Professeur décapité : "un attentat terroriste islamiste caractérisé", selon Macron

Professeur décapité : "un attentat terroriste islamiste caractérisé", selon Macron
Un policier devant le périmètre de sécurité à Eragny (Val d'Oise), où l'assaillant a été abattu

, publié le vendredi 16 octobre 2020 à 23h13

Emmanuel Macron s'est rendu vendredi soir au collège où travaillait le professeur retrouvé décapité, à Conflant-Sainte-Honorine, dans les Yvelines. Il a pris la parole, dénonçant "l'obscurantisme". 

La décapitation d'un enseignant de Conflans-Sainte-Honorine, en banlieue parisienne, est un "attentat terroriste islamiste caractérisé", a déclaré le président français Emmanuel Macron vendredi 16 octobre au soir, assurant que "l'obscurantisme ne gagnerait pas". 

Entouré du ministre de l'Education Jean-Michel Blanquer, du ministre de l'Intérieur Gérald Darmanin et de Marlène Schiappa, le chef de l'Etat s'est rendu peu après 21 heures au collège du bois d'Aulne, à proximité duquel le corps du professeur a été découvert, et où il travaillait.

L'enseignant avait fait parler de lui récemment dans son établissement scolaire après avoir montré à ses élèves des caricatures de Mahomet lors d'un cours sur la liberté d'expression, suscitant la colère de certaines familles. 



"Le terroriste a voulu abattre la République"

"Un de nos concitoyens a été assassiné aujourd'hui parce qu'il enseignait", a dit le chef de l'Etat, voix grave, dans sa courte allocution. "Parce qu'il apprenait à des élèves la liberté d'expression. La liberté de croire ou de ne pas croire. Notre compatriote a été lâchement attaqué, a été la victime d'un attentat islamiste caractérisé", a-t-il ajouté, insistant sur le soutien que "la nation porte aux enseignants de la France toute entière".

"Le terroriste a voulu abattre la République dan ses valeurs, les lumières, la possibilité de faire de nos enfants des citoyens libres" a continué Emmanuel Macron. "Tous et toutes nous ferons bloc.
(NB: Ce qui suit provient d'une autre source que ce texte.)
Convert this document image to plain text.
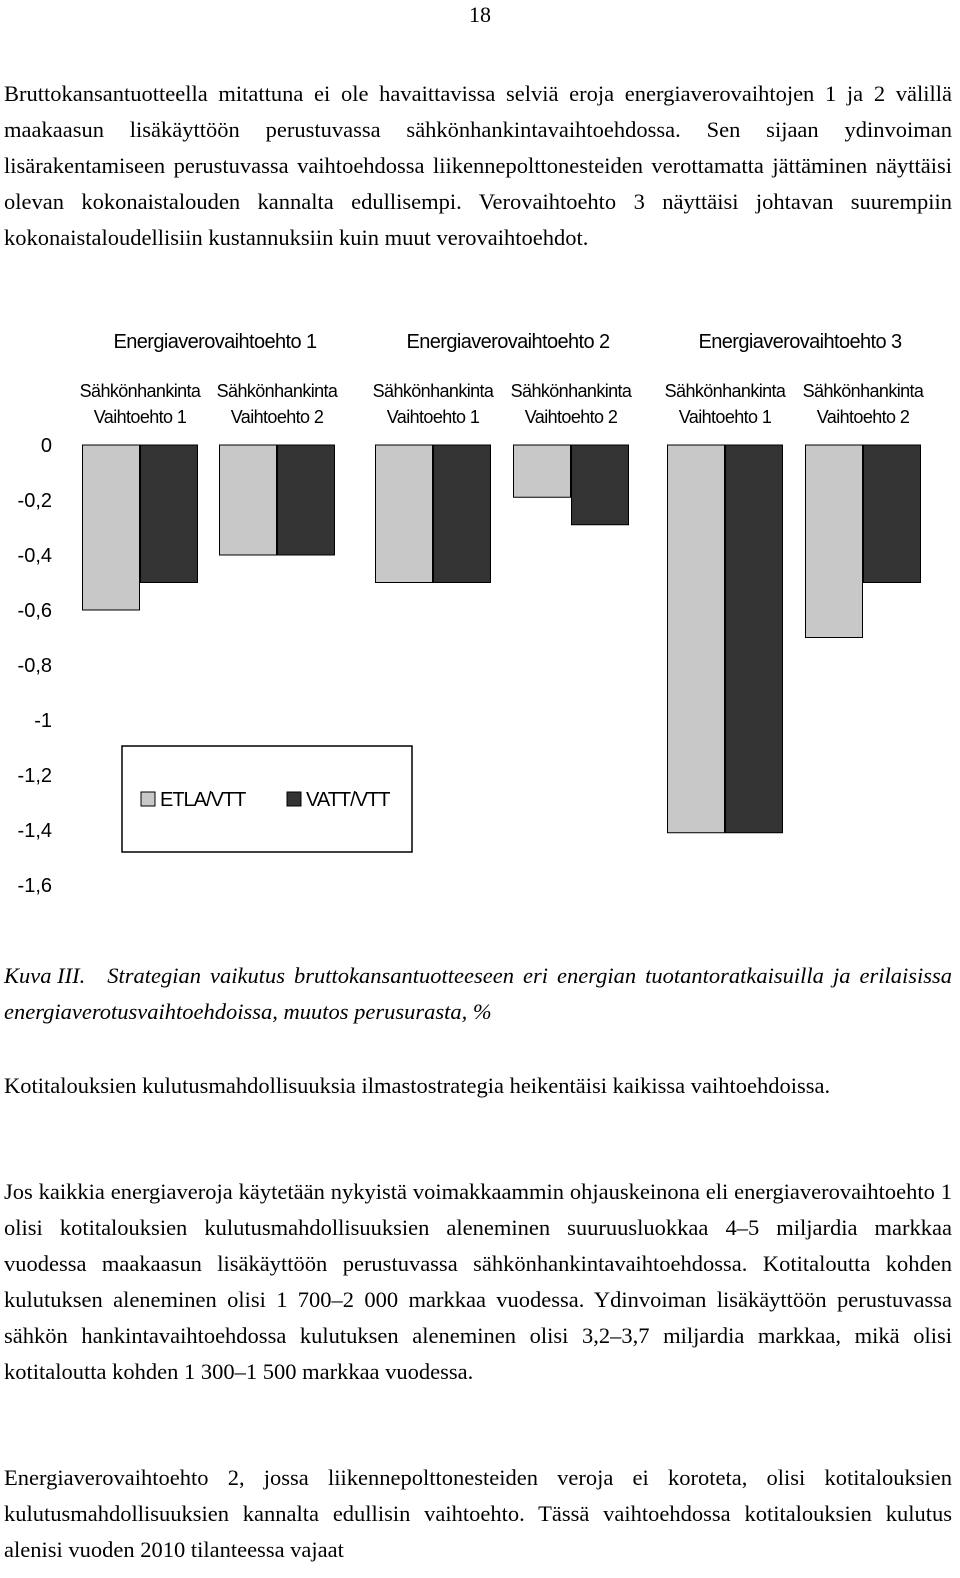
18

Bruttokansantuotteella mitattuna ei ole havaittavissa selviä eroja energiaverovaihtojen 1 ja 2 välillä maakaasun lisäkäyttöön perustuvassa sähkönhankintavaihtoehdossa. Sen sijaan ydinvoiman lisärakentamiseen perustuvassa vaihtoehdossa liikennepolttonesteiden verottamatta jättäminen näyttäisi olevan kokonaistalouden kannalta edullisempi. Verovaihtoehto 3 näyttäisi johtavan suurempiin kokonaistaloudellisiin kustannuksiin kuin muut verovaihtoehdot.

Energiaverovaihtoehto 1	Energiaverovaihtoehto 2	Energiaverovaihtoehto 3
Sähkönhankinta
Vaihtoehto 1
Sähkönhankinta
Vaihtoehto 2
Sähkönhankinta
Vaihtoehto 1
Sähkönhankinta
Vaihtoehto 2
Sähkönhankinta
Vaihtoehto 1
Sähkönhankinta
Vaihtoehto 2
0
-0,2
-0,4
-0,6
-0,8
-1
-1,2
-1,4
-1,6
ETLA/VTT	VATT/VTT

Kuva III. Strategian vaikutus bruttokansantuotteeseen eri energian tuotantoratkaisuilla ja erilaisissa energiaverotusvaihtoehdoissa, muutos perusurasta, %

Kotitalouksien kulutusmahdollisuuksia ilmastostrategia heikentäisi kaikissa vaihtoehdoissa.

Jos kaikkia energiaveroja käytetään nykyistä voimakkaammin ohjauskeinona eli energiaverovaihtoehto 1 olisi kotitalouksien kulutusmahdollisuuksien aleneminen suuruusluokkaa 4–5 miljardia markkaa vuodessa maakaasun lisäkäyttöön perustuvassa sähkönhankintavaihtoehdossa. Kotitaloutta kohden kulutuksen aleneminen olisi 1 700–2 000 markkaa vuodessa. Ydinvoiman lisäkäyttöön perustuvassa sähkön hankintavaihtoehdossa kulutuksen aleneminen olisi 3,2–3,7 miljardia markkaa, mikä olisi kotitaloutta kohden 1 300–1 500 markkaa vuodessa.

Energiaverovaihtoehto 2, jossa liikennepolttonesteiden veroja ei koroteta, olisi kotitalouksien kulutusmahdollisuuksien kannalta edullisin vaihtoehto. Tässä vaihtoehdossa kotitalouksien kulutus alenisi vuoden 2010 tilanteessa vajaat
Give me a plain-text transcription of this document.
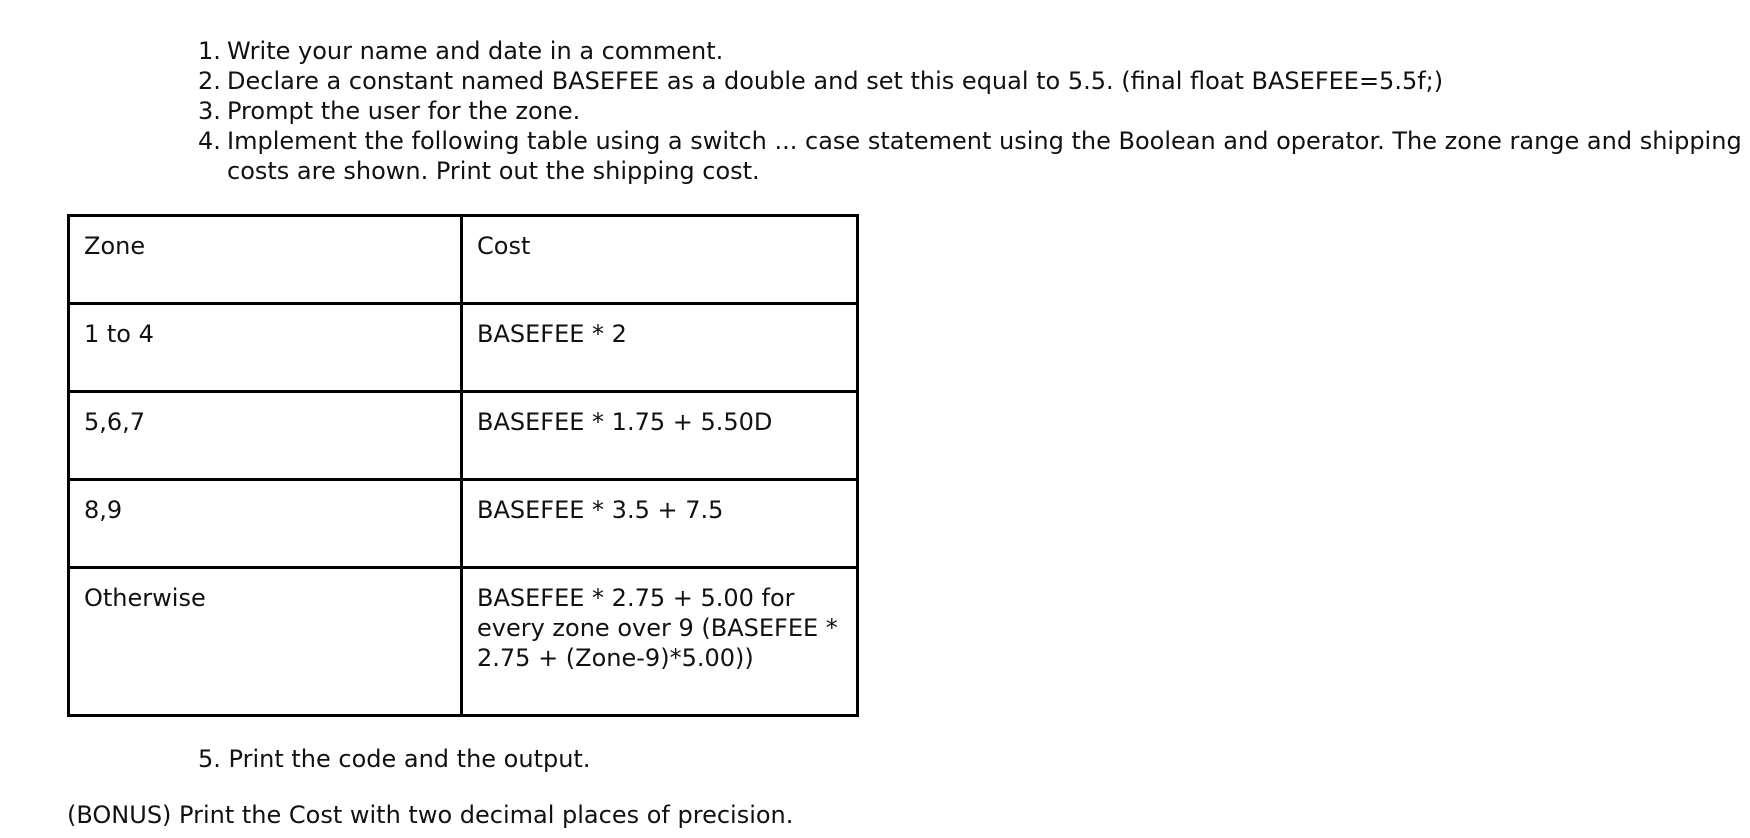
1. Write your name and date in a comment.
2. Declare a constant named BASEFEE as a double and set this equal to 5.5. (final float BASEFEE=5.5f;)
3. Prompt the user for the zone.
4. Implement the following table using a switch ... case statement using the Boolean and operator. The zone range and shipping costs are shown. Print out the shipping cost.
Zone	Cost
1 to 4	BASEFEE * 2
5,6,7	BASEFEE * 1.75 + 5.50D
8,9	BASEFEE * 3.5 + 7.5
Otherwise	BASEFEE * 2.75 + 5.00 for every zone over 9 (BASEFEE * 2.75 + (Zone-9)*5.00))
5. Print the code and the output.
(BONUS) Print the Cost with two decimal places of precision.
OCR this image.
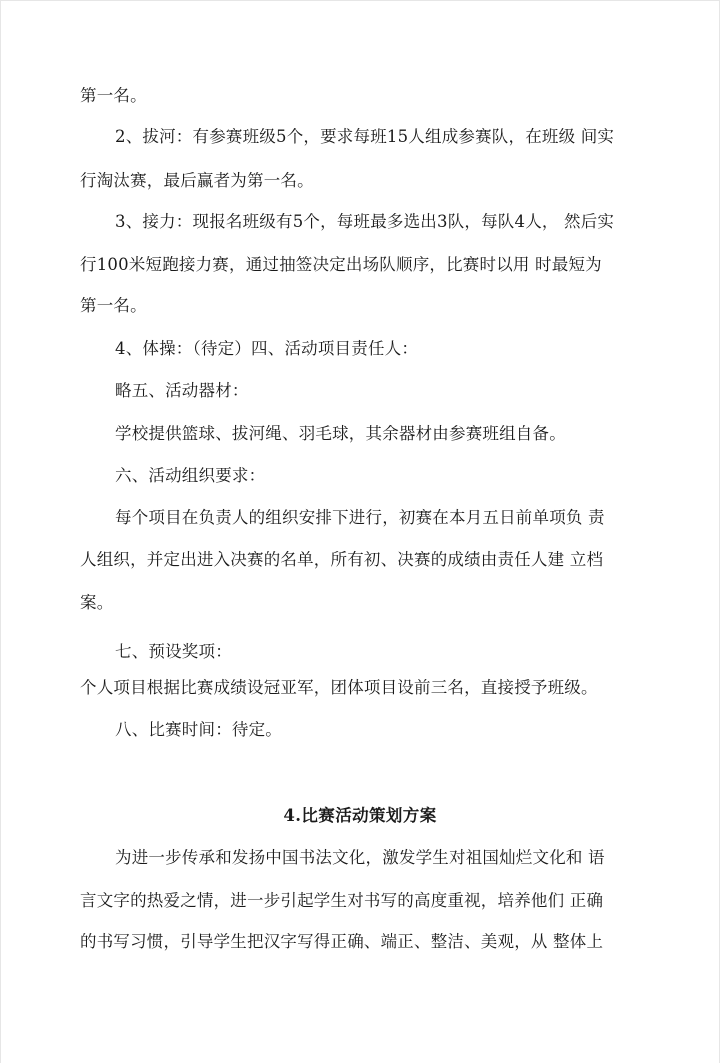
第一名。
2、拔河：有参赛班级5个，要求每班15人组成参赛队，在班级 间实
行淘汰赛，最后赢者为第一名。
3、接力：现报名班级有5个，每班最多选出3队，每队4人， 然后实
行100米短跑接力赛，通过抽签决定出场队顺序，比赛时以用 时最短为
第一名。
4、体操：（待定）四、活动项目责任人：
略五、活动器材：
学校提供篮球、拔河绳、羽毛球，其余器材由参赛班组自备。
六、活动组织要求：
每个项目在负责人的组织安排下进行，初赛在本月五日前单项负 责
人组织，并定出进入决赛的名单，所有初、决赛的成绩由责任人建 立档
案。
七、预设奖项：
个人项目根据比赛成绩设冠亚军，团体项目设前三名，直接授予班级。
八、比赛时间：待定。
4.比赛活动策划方案
为进一步传承和发扬中国书法文化，激发学生对祖国灿烂文化和 语
言文字的热爱之情，进一步引起学生对书写的高度重视，培养他们 正确
的书写习惯，引导学生把汉字写得正确、端正、整洁、美观，从 整体上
Ils ne passeront pas. L'obscurantisme et la violence qui l'accompagne ne gagneront pas. Ils ne nous diviseront pas. C'est ce qu'ils cherchent et nous devons nous tenir tous ensemble", a-t-il ajouté. 

Les faits se sont déroulés vers 17H00, près du collège du Bois d'Aulne, de Conflans-Sainte-Honorine. Les policiers de la brigade anticriminalité (BAC) de la ville ont été appelés pour un individu suspect rôdant autour d'un établissement scolaire, selon une source policière.

Sur place, ils ont découvert la victime et, 200 mètres plus loin sur la commune d'Eragny, ont tenté d'interpeller un homme armé d'un couteau qui les menaçait et ont fait feu sur lui. Avant de mourir de ses blessure, il a crié "Allah Akbar"

Cette attaque d'une violence inouïe intervient trois semaines après une attaque près des anciens locaux du journal satirique Charlie Hebdo, cible des jihadistes depuis leur publication des caricatures de Mahomet.